Power and Wi Fi. Yeah. Wi Fi, is sometimes more difficult for people to want to give us access to. But other than that, yeah, power and Wi Fi is all we need.

it feeding all the devices into the normal tools that I'm going to see at the nurse station?

So right now our data flows [00:13:00] either into their bespoke workflow, if they need to use our APIs to pull it in there, or we can push it into an EMR system and have it go into whatever. ultimate goal here is for you not to have to change your behavior in order to utilize our technology.

Where do you visualize this data? Where do you collect this data? Where does your team spend their time? Is it in Epic? Is it in Cerner? Is it in PCC? That's where we want to deliver it. But, if you're an organization that's built a business around this technology, and you have your own bespoke workflow that you're pulling it in, we have partners that do that too.

Who does this sale start with, out of curiosity? Does it start with the chief medical officer? does it start with a CMIO? Where does it start?
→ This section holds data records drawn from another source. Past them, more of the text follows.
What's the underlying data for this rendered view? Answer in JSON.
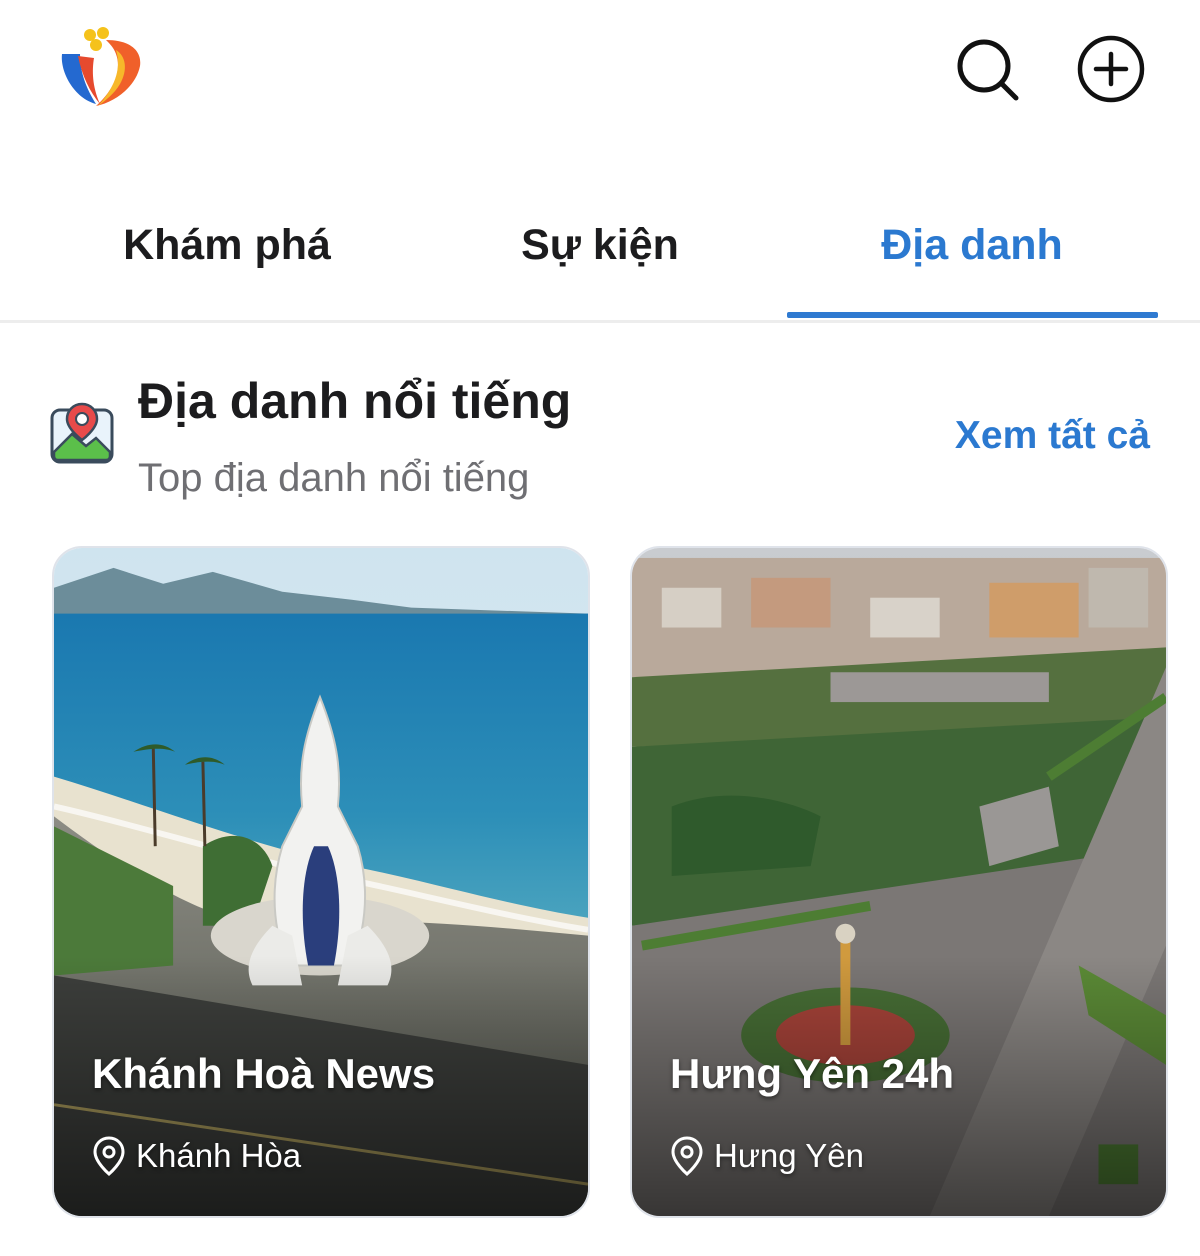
{
  "header": {
    "logo_icon": "app-logo-v",
    "search_icon": "search-icon",
    "add_icon": "plus-circle-icon"
  },
  "tabs": [
    {
      "label": "Khám phá",
      "active": false
    },
    {
      "label": "Sự kiện",
      "active": false
    },
    {
      "label": "Địa danh",
      "active": true
    }
  ],
  "section": {
    "icon": "map-pin-image-icon",
    "title": "Địa danh nổi tiếng",
    "subtitle": "Top địa danh nổi tiếng",
    "see_all": "Xem tất cả"
  },
  "cards": [
    {
      "title": "Khánh Hoà News",
      "location": "Khánh Hòa"
    },
    {
      "title": "Hưng Yên 24h",
      "location": "Hưng Yên"
    }
  ],
  "colors": {
    "accent": "#2b79d0",
    "text": "#1c1c1e",
    "muted": "#6f6f73"
  }
}
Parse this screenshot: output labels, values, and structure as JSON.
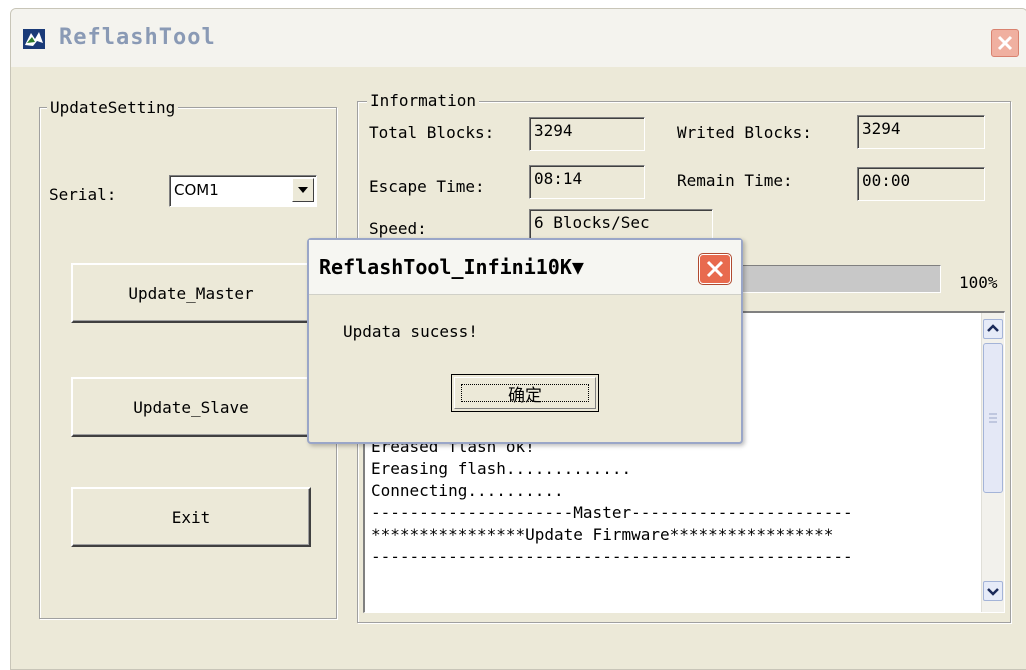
{
  "window": {
    "title": "ReflashTool"
  },
  "update_setting": {
    "group_label": "UpdateSetting",
    "serial_label": "Serial:",
    "serial_value": "COM1",
    "update_master_label": "Update_Master",
    "update_slave_label": "Update_Slave",
    "exit_label": "Exit"
  },
  "information": {
    "group_label": "Information",
    "total_blocks_label": "Total Blocks:",
    "total_blocks_value": "3294",
    "writed_blocks_label": "Writed Blocks:",
    "writed_blocks_value": "3294",
    "escape_time_label": "Escape Time:",
    "escape_time_value": "08:14",
    "remain_time_label": "Remain Time:",
    "remain_time_value": "00:00",
    "speed_label": "Speed:",
    "speed_value": "6 Blocks/Sec",
    "progress_percent_text": "100%",
    "progress_fraction": 1.0
  },
  "log": {
    "lines": [
      "Ereased flash ok!",
      "Ereasing flash.............",
      "Connecting..........",
      "---------------------Master-----------------------",
      "****************Update Firmware*****************",
      "--------------------------------------------------"
    ]
  },
  "dialog": {
    "title": "ReflashTool_Infini10K▼",
    "message": "Updata sucess!",
    "ok_label": "确定"
  },
  "colors": {
    "window_bg": "#ece9d8",
    "dialog_close": "#e86a4e",
    "title_text": "#8a9ab5"
  }
}
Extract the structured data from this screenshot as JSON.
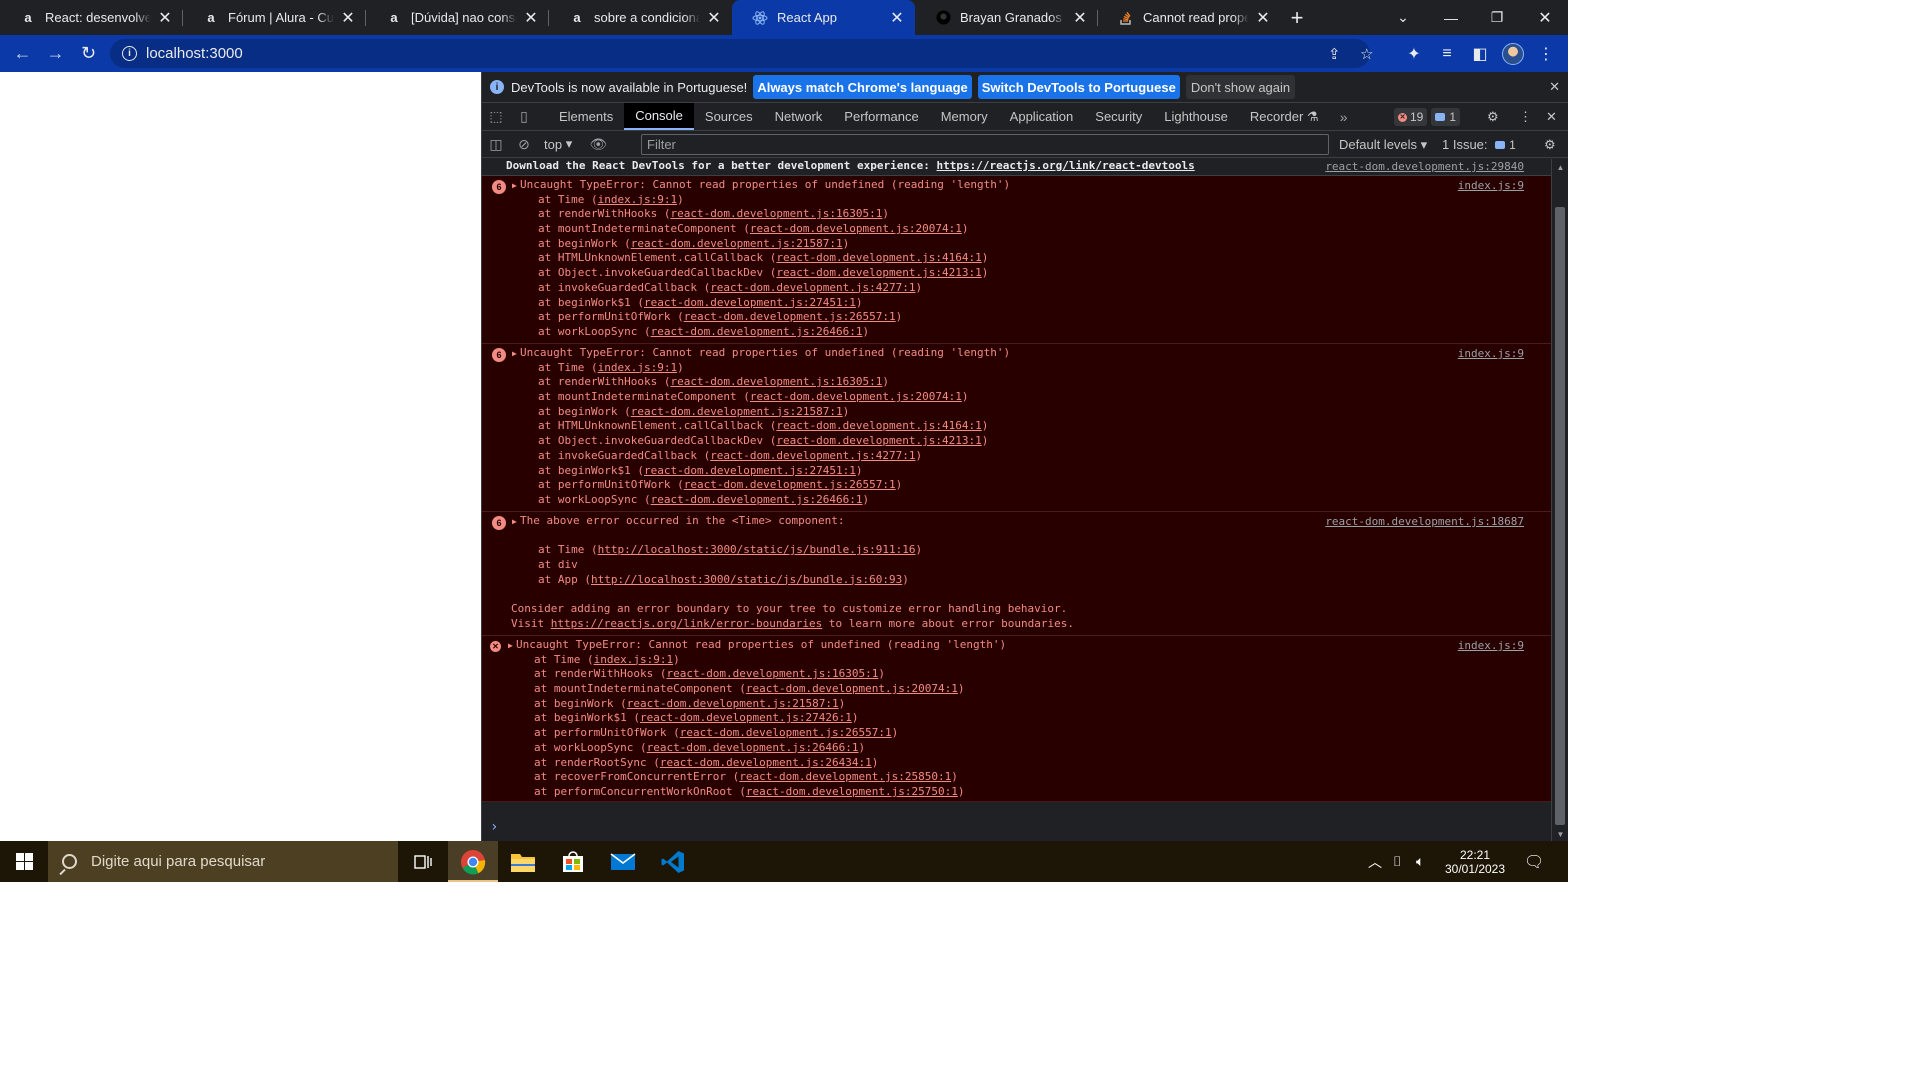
{
  "browser": {
    "tabs": [
      {
        "label": "React: desenvolvendo com JavaScript",
        "favicon": "alura-icon",
        "active": false
      },
      {
        "label": "Fórum | Alura - Cursos online",
        "favicon": "alura-icon",
        "active": false
      },
      {
        "label": "[Dúvida] nao consegui",
        "favicon": "alura-icon",
        "active": false
      },
      {
        "label": "sobre a condicional para",
        "favicon": "alura-icon",
        "active": false
      },
      {
        "label": "React App",
        "favicon": "react-icon",
        "active": true
      },
      {
        "label": "Brayan Granados (@a",
        "favicon": "github-icon",
        "active": false
      },
      {
        "label": "Cannot read properties",
        "favicon": "stackoverflow-icon",
        "active": false
      }
    ],
    "url": "localhost:3000"
  },
  "devtools": {
    "infobar": {
      "message": "DevTools is now available in Portuguese!",
      "btn_match": "Always match Chrome's language",
      "btn_switch": "Switch DevTools to Portuguese",
      "btn_dismiss": "Don't show again"
    },
    "tabs": [
      "Elements",
      "Console",
      "Sources",
      "Network",
      "Performance",
      "Memory",
      "Application",
      "Security",
      "Lighthouse",
      "Recorder"
    ],
    "active_tab": "Console",
    "error_count": "19",
    "message_count": "1",
    "context": "top",
    "filter_placeholder": "Filter",
    "levels": "Default levels",
    "issues_label": "1 Issue:",
    "issues_count": "1"
  },
  "console": {
    "info_line": {
      "prefix": "Download the React DevTools for a better development experience: ",
      "link": "https://reactjs.org/link/react-devtools",
      "source": "react-dom.development.js:29840"
    },
    "group1": {
      "count": "6",
      "message": "Uncaught TypeError: Cannot read properties of undefined (reading 'length')",
      "source": "index.js:9",
      "stack": [
        {
          "fn": "at Time (",
          "loc": "index.js:9:1",
          "end": ")"
        },
        {
          "fn": "at renderWithHooks (",
          "loc": "react-dom.development.js:16305:1",
          "end": ")"
        },
        {
          "fn": "at mountIndeterminateComponent (",
          "loc": "react-dom.development.js:20074:1",
          "end": ")"
        },
        {
          "fn": "at beginWork (",
          "loc": "react-dom.development.js:21587:1",
          "end": ")"
        },
        {
          "fn": "at HTMLUnknownElement.callCallback (",
          "loc": "react-dom.development.js:4164:1",
          "end": ")"
        },
        {
          "fn": "at Object.invokeGuardedCallbackDev (",
          "loc": "react-dom.development.js:4213:1",
          "end": ")"
        },
        {
          "fn": "at invokeGuardedCallback (",
          "loc": "react-dom.development.js:4277:1",
          "end": ")"
        },
        {
          "fn": "at beginWork$1 (",
          "loc": "react-dom.development.js:27451:1",
          "end": ")"
        },
        {
          "fn": "at performUnitOfWork (",
          "loc": "react-dom.development.js:26557:1",
          "end": ")"
        },
        {
          "fn": "at workLoopSync (",
          "loc": "react-dom.development.js:26466:1",
          "end": ")"
        }
      ]
    },
    "group2": {
      "count": "6",
      "message": "Uncaught TypeError: Cannot read properties of undefined (reading 'length')",
      "source": "index.js:9",
      "stack": [
        {
          "fn": "at Time (",
          "loc": "index.js:9:1",
          "end": ")"
        },
        {
          "fn": "at renderWithHooks (",
          "loc": "react-dom.development.js:16305:1",
          "end": ")"
        },
        {
          "fn": "at mountIndeterminateComponent (",
          "loc": "react-dom.development.js:20074:1",
          "end": ")"
        },
        {
          "fn": "at beginWork (",
          "loc": "react-dom.development.js:21587:1",
          "end": ")"
        },
        {
          "fn": "at HTMLUnknownElement.callCallback (",
          "loc": "react-dom.development.js:4164:1",
          "end": ")"
        },
        {
          "fn": "at Object.invokeGuardedCallbackDev (",
          "loc": "react-dom.development.js:4213:1",
          "end": ")"
        },
        {
          "fn": "at invokeGuardedCallback (",
          "loc": "react-dom.development.js:4277:1",
          "end": ")"
        },
        {
          "fn": "at beginWork$1 (",
          "loc": "react-dom.development.js:27451:1",
          "end": ")"
        },
        {
          "fn": "at performUnitOfWork (",
          "loc": "react-dom.development.js:26557:1",
          "end": ")"
        },
        {
          "fn": "at workLoopSync (",
          "loc": "react-dom.development.js:26466:1",
          "end": ")"
        }
      ]
    },
    "group3": {
      "count": "6",
      "message": "The above error occurred in the <Time> component:",
      "source": "react-dom.development.js:18687",
      "stack": [
        {
          "fn": "at Time (",
          "loc": "http://localhost:3000/static/js/bundle.js:911:16",
          "end": ")"
        },
        {
          "fn": "at div",
          "loc": "",
          "end": ""
        },
        {
          "fn": "at App (",
          "loc": "http://localhost:3000/static/js/bundle.js:60:93",
          "end": ")"
        }
      ],
      "advice1": "Consider adding an error boundary to your tree to customize error handling behavior.",
      "advice2_pre": "Visit ",
      "advice2_link": "https://reactjs.org/link/error-boundaries",
      "advice2_post": " to learn more about error boundaries."
    },
    "group4": {
      "message": "Uncaught TypeError: Cannot read properties of undefined (reading 'length')",
      "source": "index.js:9",
      "stack": [
        {
          "fn": "at Time (",
          "loc": "index.js:9:1",
          "end": ")"
        },
        {
          "fn": "at renderWithHooks (",
          "loc": "react-dom.development.js:16305:1",
          "end": ")"
        },
        {
          "fn": "at mountIndeterminateComponent (",
          "loc": "react-dom.development.js:20074:1",
          "end": ")"
        },
        {
          "fn": "at beginWork (",
          "loc": "react-dom.development.js:21587:1",
          "end": ")"
        },
        {
          "fn": "at beginWork$1 (",
          "loc": "react-dom.development.js:27426:1",
          "end": ")"
        },
        {
          "fn": "at performUnitOfWork (",
          "loc": "react-dom.development.js:26557:1",
          "end": ")"
        },
        {
          "fn": "at workLoopSync (",
          "loc": "react-dom.development.js:26466:1",
          "end": ")"
        },
        {
          "fn": "at renderRootSync (",
          "loc": "react-dom.development.js:26434:1",
          "end": ")"
        },
        {
          "fn": "at recoverFromConcurrentError (",
          "loc": "react-dom.development.js:25850:1",
          "end": ")"
        },
        {
          "fn": "at performConcurrentWorkOnRoot (",
          "loc": "react-dom.development.js:25750:1",
          "end": ")"
        }
      ]
    },
    "prompt": "›"
  },
  "taskbar": {
    "search_placeholder": "Digite aqui para pesquisar",
    "time": "22:21",
    "date": "30/01/2023"
  },
  "colors": {
    "toolbar": "#0b3aa8",
    "error_text": "#f28b82",
    "error_bg": "#290000",
    "taskbar": "#1d1607"
  }
}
Yeah I wish I could tell you because that would make our lives a lot easier, but typically it starts with somebody who's got some type of innovation in their title where they're looking at what is the future of patient care look like?

What is the future patient room look like? How do we future proof what we're doing? We tend to have clinical informatics [00:14:00] people are very interested in what we're doing. CMIOs folks with a clinical and an innovation tilt are usually our best friends.

That's awesome. Yeah.

Joe, I love the work that you guys are doing. I appreciate the fact that hopefully by the time I'm sitting in that room, I'm not strapped in and wired into. Or hopefully we can

keep you at home.

Yeah, that would be even better. And do hope that is the future of healthcare, that we could figure out a way to keep more people at home.

I think that is the desire. Hey, thanks for your time. Really appreciate it. Appreciate it, Bill. Thanks.